ABC News asked Deep Voodoo if using AI would lead to the loss of jobs like makeup artists, stunt doubles, storyboard artists and visual effects artists. The company argued it’s just the opposite.
“What this does is it allows stories and projects to happen that wouldn’t otherwise happen,” Beyzaee said. “Some of the people that we employ, those jobs didn’t exist five years ago. AI artist jobs didn’t exist.”
The AI boom reached new heights with the release of Google’s Veo 3 AI generator app and OpenAI’s Sora competitor. Sora reached No. 1 on the U.S. Apple App Store as users initially flooded social media with fantastical images of copyrighted characters before the company added restrictions.
In a hands-on demonstration at the Google headquarters in New York City, ABC News was shown how with just a few sentences Veo 3 could generate elaborate 8-second pieces of video and sound for much cheaper than what would take an army of graphics designers.
It was that very promise, that drew “Black Swan” director Darren Aronofsky to partner with Google, creating AI production company Primordial Soup and enlisting director Eliza McNitt to helm their first short film titled “Ancestra.”
The film, premiering at the Tribeca Film Festival, tells the story of McNitt’s challenging birth, born with a hole in her heart.
For the film “Ancestra,” Google’s Veo 3 was used to create a computer generated baby.
ABC News
“There are things that I wasn’t able to achieve before, because I have a very big vision of creating the cosmos, and outer space, and having these images that are really difficult to achieve otherwise.
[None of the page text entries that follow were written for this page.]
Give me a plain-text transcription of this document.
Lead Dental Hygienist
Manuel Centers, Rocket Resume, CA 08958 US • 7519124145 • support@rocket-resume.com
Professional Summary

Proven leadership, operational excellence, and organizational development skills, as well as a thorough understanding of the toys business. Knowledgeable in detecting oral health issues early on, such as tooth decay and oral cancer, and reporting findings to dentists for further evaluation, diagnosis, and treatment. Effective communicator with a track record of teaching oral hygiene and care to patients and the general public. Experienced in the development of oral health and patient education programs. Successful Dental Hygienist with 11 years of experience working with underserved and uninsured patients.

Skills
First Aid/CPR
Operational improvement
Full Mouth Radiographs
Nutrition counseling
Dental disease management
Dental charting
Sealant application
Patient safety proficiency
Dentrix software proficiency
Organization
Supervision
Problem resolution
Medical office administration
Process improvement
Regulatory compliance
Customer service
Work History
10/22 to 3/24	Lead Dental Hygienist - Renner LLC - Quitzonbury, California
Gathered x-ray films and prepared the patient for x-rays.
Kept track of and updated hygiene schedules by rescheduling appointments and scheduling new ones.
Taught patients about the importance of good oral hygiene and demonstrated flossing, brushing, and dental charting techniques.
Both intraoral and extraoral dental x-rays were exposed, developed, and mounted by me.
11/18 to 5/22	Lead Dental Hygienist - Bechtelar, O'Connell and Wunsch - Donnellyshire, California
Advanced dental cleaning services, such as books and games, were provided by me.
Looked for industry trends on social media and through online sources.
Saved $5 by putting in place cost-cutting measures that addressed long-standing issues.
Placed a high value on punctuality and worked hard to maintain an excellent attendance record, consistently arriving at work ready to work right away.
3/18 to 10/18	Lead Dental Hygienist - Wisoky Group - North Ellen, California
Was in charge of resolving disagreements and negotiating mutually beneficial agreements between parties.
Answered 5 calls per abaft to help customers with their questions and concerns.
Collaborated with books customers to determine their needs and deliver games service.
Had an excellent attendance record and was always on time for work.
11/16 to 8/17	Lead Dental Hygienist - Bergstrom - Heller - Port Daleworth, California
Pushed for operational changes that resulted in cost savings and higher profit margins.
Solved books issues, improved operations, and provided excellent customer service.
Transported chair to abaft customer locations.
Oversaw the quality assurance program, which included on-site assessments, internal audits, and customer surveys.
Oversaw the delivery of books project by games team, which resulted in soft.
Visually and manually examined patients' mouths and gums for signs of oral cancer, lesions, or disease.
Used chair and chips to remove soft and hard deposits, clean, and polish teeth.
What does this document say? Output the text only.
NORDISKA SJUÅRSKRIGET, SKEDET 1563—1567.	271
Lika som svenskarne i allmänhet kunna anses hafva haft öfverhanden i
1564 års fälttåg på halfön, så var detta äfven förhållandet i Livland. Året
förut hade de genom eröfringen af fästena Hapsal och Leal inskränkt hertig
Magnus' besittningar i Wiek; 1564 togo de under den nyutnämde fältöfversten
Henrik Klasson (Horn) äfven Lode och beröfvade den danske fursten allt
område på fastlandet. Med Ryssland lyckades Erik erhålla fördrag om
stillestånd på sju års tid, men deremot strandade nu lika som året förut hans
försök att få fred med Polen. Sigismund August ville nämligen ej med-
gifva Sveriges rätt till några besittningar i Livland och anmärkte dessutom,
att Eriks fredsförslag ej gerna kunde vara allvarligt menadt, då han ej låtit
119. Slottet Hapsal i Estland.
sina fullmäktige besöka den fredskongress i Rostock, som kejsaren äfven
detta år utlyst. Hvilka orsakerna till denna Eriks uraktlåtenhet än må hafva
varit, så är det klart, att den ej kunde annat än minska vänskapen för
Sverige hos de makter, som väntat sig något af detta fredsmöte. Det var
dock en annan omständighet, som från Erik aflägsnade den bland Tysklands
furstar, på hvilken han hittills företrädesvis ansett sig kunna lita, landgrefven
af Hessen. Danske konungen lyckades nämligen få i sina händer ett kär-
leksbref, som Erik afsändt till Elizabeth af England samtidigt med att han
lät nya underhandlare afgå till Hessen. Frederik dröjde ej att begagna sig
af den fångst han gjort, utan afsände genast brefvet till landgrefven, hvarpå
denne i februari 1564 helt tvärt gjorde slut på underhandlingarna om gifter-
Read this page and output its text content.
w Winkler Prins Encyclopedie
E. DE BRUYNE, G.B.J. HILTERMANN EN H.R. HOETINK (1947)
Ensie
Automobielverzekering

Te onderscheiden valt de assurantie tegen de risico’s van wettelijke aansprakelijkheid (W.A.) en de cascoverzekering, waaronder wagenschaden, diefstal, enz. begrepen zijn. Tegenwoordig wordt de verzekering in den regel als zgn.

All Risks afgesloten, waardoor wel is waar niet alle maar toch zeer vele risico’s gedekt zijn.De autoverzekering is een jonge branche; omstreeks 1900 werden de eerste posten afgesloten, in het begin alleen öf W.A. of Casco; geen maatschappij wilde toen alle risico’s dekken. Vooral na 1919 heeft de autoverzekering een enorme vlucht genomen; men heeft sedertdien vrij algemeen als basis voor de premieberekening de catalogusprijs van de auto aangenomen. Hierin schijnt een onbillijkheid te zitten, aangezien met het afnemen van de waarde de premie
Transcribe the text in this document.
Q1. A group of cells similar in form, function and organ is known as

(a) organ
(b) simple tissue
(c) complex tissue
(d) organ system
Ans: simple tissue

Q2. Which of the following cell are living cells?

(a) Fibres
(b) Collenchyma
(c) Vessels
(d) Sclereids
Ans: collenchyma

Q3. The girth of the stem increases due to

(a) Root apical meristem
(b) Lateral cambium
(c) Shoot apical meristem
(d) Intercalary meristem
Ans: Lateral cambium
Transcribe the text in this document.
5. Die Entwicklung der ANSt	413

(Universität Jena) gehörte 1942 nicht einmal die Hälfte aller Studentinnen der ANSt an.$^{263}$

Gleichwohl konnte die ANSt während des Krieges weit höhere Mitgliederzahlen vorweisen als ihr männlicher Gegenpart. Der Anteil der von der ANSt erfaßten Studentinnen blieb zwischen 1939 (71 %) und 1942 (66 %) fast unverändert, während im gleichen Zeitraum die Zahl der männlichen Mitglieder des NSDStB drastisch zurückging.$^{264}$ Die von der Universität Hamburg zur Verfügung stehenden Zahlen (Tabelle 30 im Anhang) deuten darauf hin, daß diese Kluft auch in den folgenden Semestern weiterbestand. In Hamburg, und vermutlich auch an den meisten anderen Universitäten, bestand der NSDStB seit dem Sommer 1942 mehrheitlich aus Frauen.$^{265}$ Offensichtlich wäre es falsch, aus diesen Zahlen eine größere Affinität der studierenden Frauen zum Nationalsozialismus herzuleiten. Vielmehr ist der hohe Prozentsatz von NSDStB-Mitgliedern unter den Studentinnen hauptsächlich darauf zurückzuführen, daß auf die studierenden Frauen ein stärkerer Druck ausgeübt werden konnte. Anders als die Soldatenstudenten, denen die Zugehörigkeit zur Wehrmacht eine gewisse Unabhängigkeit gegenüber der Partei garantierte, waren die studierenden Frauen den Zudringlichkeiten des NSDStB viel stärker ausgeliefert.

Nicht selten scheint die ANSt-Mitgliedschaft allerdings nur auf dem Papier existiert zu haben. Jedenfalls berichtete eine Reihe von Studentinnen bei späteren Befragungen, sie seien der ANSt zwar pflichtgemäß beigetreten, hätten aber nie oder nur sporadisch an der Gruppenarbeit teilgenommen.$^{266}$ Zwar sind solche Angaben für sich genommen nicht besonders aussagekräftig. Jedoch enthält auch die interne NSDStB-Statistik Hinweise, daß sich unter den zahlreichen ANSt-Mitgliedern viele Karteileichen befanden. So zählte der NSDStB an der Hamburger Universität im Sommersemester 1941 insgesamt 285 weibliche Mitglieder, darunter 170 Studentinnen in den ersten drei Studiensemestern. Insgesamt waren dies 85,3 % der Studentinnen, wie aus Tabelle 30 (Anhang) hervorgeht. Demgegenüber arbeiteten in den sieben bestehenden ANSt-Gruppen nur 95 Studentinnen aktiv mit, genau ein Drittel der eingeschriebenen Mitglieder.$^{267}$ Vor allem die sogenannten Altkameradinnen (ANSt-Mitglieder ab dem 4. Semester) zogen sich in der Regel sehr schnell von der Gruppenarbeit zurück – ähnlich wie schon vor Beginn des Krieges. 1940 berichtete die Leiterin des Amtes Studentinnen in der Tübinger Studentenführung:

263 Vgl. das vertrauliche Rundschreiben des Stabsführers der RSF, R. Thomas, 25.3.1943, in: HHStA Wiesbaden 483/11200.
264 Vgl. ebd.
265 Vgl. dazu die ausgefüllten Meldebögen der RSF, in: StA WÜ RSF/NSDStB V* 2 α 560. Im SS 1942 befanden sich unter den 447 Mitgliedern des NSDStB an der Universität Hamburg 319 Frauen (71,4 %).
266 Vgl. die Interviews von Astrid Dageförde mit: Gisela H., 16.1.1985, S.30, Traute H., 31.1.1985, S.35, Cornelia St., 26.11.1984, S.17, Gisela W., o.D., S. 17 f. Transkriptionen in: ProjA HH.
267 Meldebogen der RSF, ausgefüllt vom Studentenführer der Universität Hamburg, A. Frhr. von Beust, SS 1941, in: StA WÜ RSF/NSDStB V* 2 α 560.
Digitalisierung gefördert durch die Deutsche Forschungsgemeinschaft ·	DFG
And so AI was really integral to the process,” McNitt told ABC News.
Using a special version of Veo 3, McNitt decided she would train the AI on images of her as a child to eliminate the need for a real baby on set.
“I felt it was actually quite unethical to shoot with a newborn baby,” McNitt said. “We wanted to find a new innovative solution to that that felt very realistic. So in the movie, what you’re seeing is actually me as a newborn baby.”
The idea of ethics in AI have become a touchstone for the Asteria Film Company and Moonvalley, an ethical AI company co-created by actress Natasha Lyonne and her filmmaking boyfriend, Bryn Mooser.
Asteria’s Miray model harnesses ethical AI.
ABC News
“There’s somewhat of this old adage that says things that are evil, magic and a tool when a new technology comes out,” Mooser told ABC News. “It’s evil to the people that are being disrupted. It’s magic to those who own it. And in the end, it just becomes a tool. And so that’s the system that we’re seeing right now.”
He says he tells filmmakers they can choose whether or not to use AI, but they must still learn about it. Asteria, housed in a 110-year-old soundstage with a speakeasy in the basement, houses what they’ve called the Miray model, the name for the company’s own generative AI system, which is marketed as an ethical solution.
The “commercially safe” AI model is trained to only use licensed material, so there’s no fear of copyright infringement from what it creates.
“It has all the controls, I think, that filmmakers were asking for and needs and certainly what our filmmakers here desired,” Mooser says.
For now, your favorite actors aren’t passing off their on-screen performances solely to their AI clone, but one strong indicator of eventual mainstream use came when Netflix confirmed the use of AI in its original series “El Eternauta.”